Kepala Center of Industry, Trade and Investment INDEF, Andry Satrio Nugroho, mengatakan sejumlah pasal dalam Peraturan Pemerintah Nomor 28 Tahun 2024 dan Rancangan Peraturan Menteri Kesehatan (RPMK) seperti pembatasan penjualan di sekitar institusi pendidikan, pembatasan iklan rokok, hingga kebijakan kemasan polos dapat menekan kinerja industri hasil tembakau (IHT) secara keseluruhan dari hulu hingga hilir.
Menurutnya, pemberlakuan aturan kemasan rokok tanpa merek ini dapat meningkatkan peredaran rokok ilegal dalam negeri.
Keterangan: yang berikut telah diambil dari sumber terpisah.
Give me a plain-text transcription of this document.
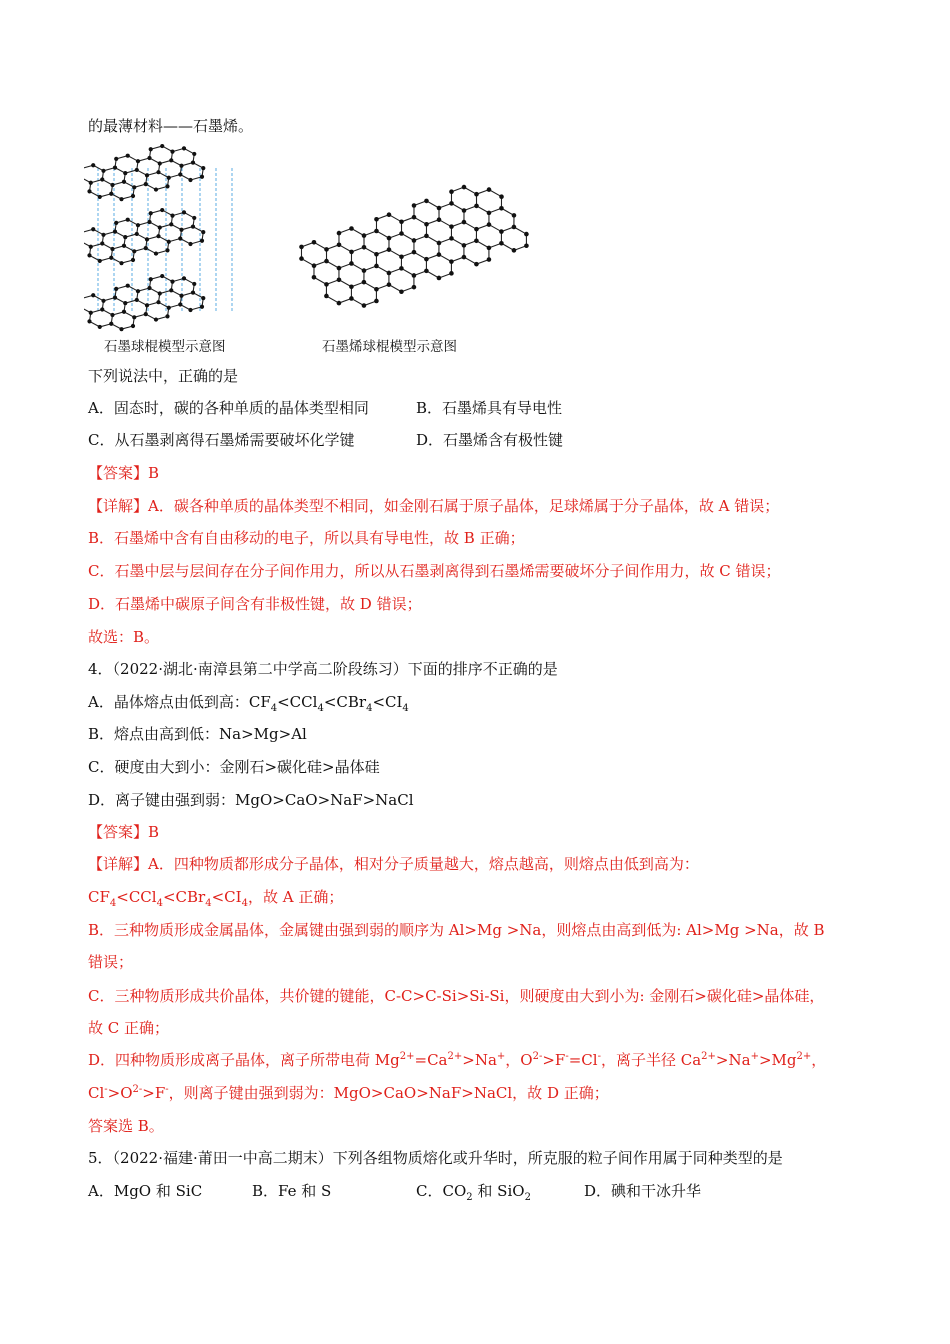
的最薄材料——石墨烯。
石墨球棍模型示意图	石墨烯球棍模型示意图
下列说法中，正确的是
A．固态时，碳的各种单质的晶体类型相同	B．石墨烯具有导电性
C．从石墨剥离得石墨烯需要破坏化学键	D．石墨烯含有极性键
【答案】B
【详解】A．碳各种单质的晶体类型不相同，如金刚石属于原子晶体，足球烯属于分子晶体，故 A 错误；
B．石墨烯中含有自由移动的电子，所以具有导电性，故 B 正确；
C．石墨中层与层间存在分子间作用力，所以从石墨剥离得到石墨烯需要破坏分子间作用力，故 C 错误；
D．石墨烯中碳原子间含有非极性键，故 D 错误；
故选：B。
4．（2022·湖北·南漳县第二中学高二阶段练习）下面的排序不正确的是
A．晶体熔点由低到高：$CF_4<CCl_4<CBr_4<CI_4$
B．熔点由高到低：Na>Mg>Al
C．硬度由大到小：金刚石>碳化硅>晶体硅
D．离子键由强到弱：MgO>CaO>NaF>NaCl
【答案】B
【详解】A．四种物质都形成分子晶体，相对分子质量越大，熔点越高，则熔点由低到高为：
$CF_4<CCl_4<CBr_4<CI_4$，故 A 正确；
B．三种物质形成金属晶体，金属键由强到弱的顺序为 Al>Mg >Na，则熔点由高到低为: Al>Mg >Na，故 B
错误；
C．三种物质形成共价晶体，共价键的键能，C-C>C-Si>Si-Si，则硬度由大到小为: 金刚石>碳化硅>晶体硅，
故 C 正确；
D．四种物质形成离子晶体，离子所带电荷 $Mg^{2+}=Ca^{2+}>Na^+$，$O^{2-}>F^-=Cl^-$，离子半径 $Ca^{2+}>Na^+>Mg^{2+}$，
$Cl^->O^{2-}>F^-$，则离子键由强到弱为：MgO>CaO>NaF>NaCl，故 D 正确；
答案选 B。
5．（2022·福建·莆田一中高二期末）下列各组物质熔化或升华时，所克服的粒子间作用属于同种类型的是
A．MgO 和 SiC	B．Fe 和 S	C．$CO_2$ 和 SiO$_2$	D．碘和干冰升华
Sehingga kinerja atau hasil penjualan rokok konvensional atau legal bisa turun drastis, khususnya untuk rokok golongan I dan II.
SCROLL TO CONTINUE WITH CONTENT
"Kemasan polos mendorong downtrading hingga switching ke rokok illegal lebih cepat, berdampak pada permintaan produk legal sebesar 42,09%," kata Andry dilansir detikFinance, Sabtu (2/11/2024).
"Jadi kurang lebih kalau kemarin perhitungan kami kan hilangnya Rp 182,2 triliun (imbas aturan kemasan rokok tanpa merek)," imbuhnya.
Lebih lanjut, untuk aturan terkait larangan berjualan 200 meter dari satuan pendidikan formal berdampak pada 33,08% dari total ritel. Sedangkan untuk aturan Pembatasan iklan rokok dapat menurunkan permintaan jasa periklanan hingga 15%.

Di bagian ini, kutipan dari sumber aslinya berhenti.